If Wiseman is anything close to what we’ve seen in his small sample size, then at No. 2 the run-and-gun Warriors could be getting a 7-foot-1 and 240-pound teenager who can outrun perimeter players on the break, rebound, defend the rim, and knock down the occasional trail 3-pointer in transition.
We’ve seen how deadly the Warriors can be when they go small with Green rebounding/leading the break and Curry and Thompson on the wings waiting to fire away from deep. But we’ve never seen them with a 7-footer flying down the middle getting easy buckets off rim-runs.
He could be the final Infinity Stone.
Notice, I said “could,” especially given Wiseman’s lack of a resume. In his three games at Memphis, he only played a total of 69 minutes while scoring 59 points and grabbing 32 rebounds.

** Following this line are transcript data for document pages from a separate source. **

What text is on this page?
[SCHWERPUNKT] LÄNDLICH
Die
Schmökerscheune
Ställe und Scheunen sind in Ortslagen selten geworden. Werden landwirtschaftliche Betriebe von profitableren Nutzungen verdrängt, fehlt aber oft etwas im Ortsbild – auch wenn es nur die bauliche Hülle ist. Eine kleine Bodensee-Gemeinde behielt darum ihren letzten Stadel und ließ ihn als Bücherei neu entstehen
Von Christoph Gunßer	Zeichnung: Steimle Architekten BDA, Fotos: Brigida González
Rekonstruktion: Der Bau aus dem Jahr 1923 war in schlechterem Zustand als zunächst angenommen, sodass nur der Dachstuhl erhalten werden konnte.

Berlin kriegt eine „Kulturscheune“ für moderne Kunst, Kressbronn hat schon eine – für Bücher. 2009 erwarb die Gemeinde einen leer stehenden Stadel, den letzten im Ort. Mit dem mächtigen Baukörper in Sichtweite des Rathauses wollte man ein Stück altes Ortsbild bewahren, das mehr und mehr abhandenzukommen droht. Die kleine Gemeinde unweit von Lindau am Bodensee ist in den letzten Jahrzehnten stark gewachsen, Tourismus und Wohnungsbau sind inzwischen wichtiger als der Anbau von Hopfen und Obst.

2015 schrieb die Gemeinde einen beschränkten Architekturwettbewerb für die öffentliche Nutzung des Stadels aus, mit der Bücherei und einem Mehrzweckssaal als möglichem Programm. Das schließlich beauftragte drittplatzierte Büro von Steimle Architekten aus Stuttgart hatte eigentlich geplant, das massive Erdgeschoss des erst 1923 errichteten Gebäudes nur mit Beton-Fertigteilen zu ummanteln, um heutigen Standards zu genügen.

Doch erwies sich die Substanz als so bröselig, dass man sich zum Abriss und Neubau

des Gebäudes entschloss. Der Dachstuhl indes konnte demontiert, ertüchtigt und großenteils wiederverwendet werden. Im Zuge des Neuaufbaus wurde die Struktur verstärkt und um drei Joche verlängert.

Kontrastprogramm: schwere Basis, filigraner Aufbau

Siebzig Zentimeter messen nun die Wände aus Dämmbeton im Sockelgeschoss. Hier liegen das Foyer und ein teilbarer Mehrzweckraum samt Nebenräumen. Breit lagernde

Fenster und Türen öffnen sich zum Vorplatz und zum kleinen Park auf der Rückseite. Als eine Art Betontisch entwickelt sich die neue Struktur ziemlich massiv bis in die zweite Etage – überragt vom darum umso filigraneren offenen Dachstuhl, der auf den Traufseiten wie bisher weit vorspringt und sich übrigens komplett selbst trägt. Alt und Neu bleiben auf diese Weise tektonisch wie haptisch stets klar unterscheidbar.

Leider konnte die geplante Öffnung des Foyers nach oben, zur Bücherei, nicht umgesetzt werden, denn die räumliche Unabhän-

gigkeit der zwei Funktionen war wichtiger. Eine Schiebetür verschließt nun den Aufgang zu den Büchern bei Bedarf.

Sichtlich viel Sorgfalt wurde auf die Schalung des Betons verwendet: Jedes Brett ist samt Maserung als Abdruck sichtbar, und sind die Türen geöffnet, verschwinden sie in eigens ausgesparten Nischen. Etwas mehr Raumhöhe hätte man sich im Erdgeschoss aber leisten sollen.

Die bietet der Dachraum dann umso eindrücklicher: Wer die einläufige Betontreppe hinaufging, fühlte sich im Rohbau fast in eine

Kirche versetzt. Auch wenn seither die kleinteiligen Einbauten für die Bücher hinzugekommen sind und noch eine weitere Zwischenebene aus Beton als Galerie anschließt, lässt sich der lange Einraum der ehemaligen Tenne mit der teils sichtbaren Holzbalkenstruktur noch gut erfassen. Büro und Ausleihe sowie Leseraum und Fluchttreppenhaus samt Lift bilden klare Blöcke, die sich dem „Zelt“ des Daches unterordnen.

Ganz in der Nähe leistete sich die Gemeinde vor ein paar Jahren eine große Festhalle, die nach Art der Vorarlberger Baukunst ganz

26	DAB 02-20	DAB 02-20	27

“I was really in the middle of a hurricane,” Wiseman told ESPN in February. “That’s like the worst place you could possibly be. Just having the mental agony and the suffering, crying every night because I just wanted to get on the court so much.”
While serving a 12-game NCAA suspension because Penny Hardaway – his coach at Memphis and former high school and AAU coach – gave his mother $11,500 in 2017 to help them move while Hardaway was still a high school coach, Wiseman walked away from college basketball.
Since Hardaway donated money to Memphis back in 2008, he was considered a booster, and Wiseman got screwed.
“I wanted to have a great collegiate career,” Wiseman told ESPN. “I wanted to win a national championship. But throughout the course of the first two games, everything started to go down in terms of my mental [well-being]. I was getting depressed. It was dehumanizing for me.”
Wiseman left Memphis last December, and we haven’t seen him play basketball since.
“He didn’t get to play this year, and those are question marks,” said Hardaway in August. “(But) he’s going to be the fastest guy on the floor. He’s going to protect the rim. He’s definitely an instant assist under the rim because of his athleticism. And he’s going to work on getting his shot to where he can get out to the 3-point line and be a threat from out there.”
“I’m not just saying that because I coached him. I just know the NBA and what they’re looking for.”
The Warriors have been quiet about what they will do with the pick. There are rumors that they could send it to San Antonio in a package for LaMarcus Aldridge, and some feel that drafting LaMelo Ball is in play.
It’s all rumors and speculation until Wednesday night.
But if I’m the other 29 teams in the league I’d be making sure that a team that had a 322-88 regular-season record during a run in which they went to five consecutive NBA Finals didn’t draft a player that could be a key to the future of their franchise – a player that this version of the Warriors has always wanted but hasn’t had a chance to get.
The last time the Warriors had the No. 2 overall pick was in 1965, and ironically the team was in San Francisco, as it is now. They took Rick Barry with the selection, as he went on to be named one of the 50 Greatest Players in 1996. The newer version of the Warriors have also done well in the draft as Curry, Thompson, Green, and Harrison Barnes – the core of the 2015 team – were all former picks.
On Wednesday, we’ll find out if James Wiseman will be the newest Warrior. But if the rest of the NBA is smart, they’ll make sure that doesn’t happen.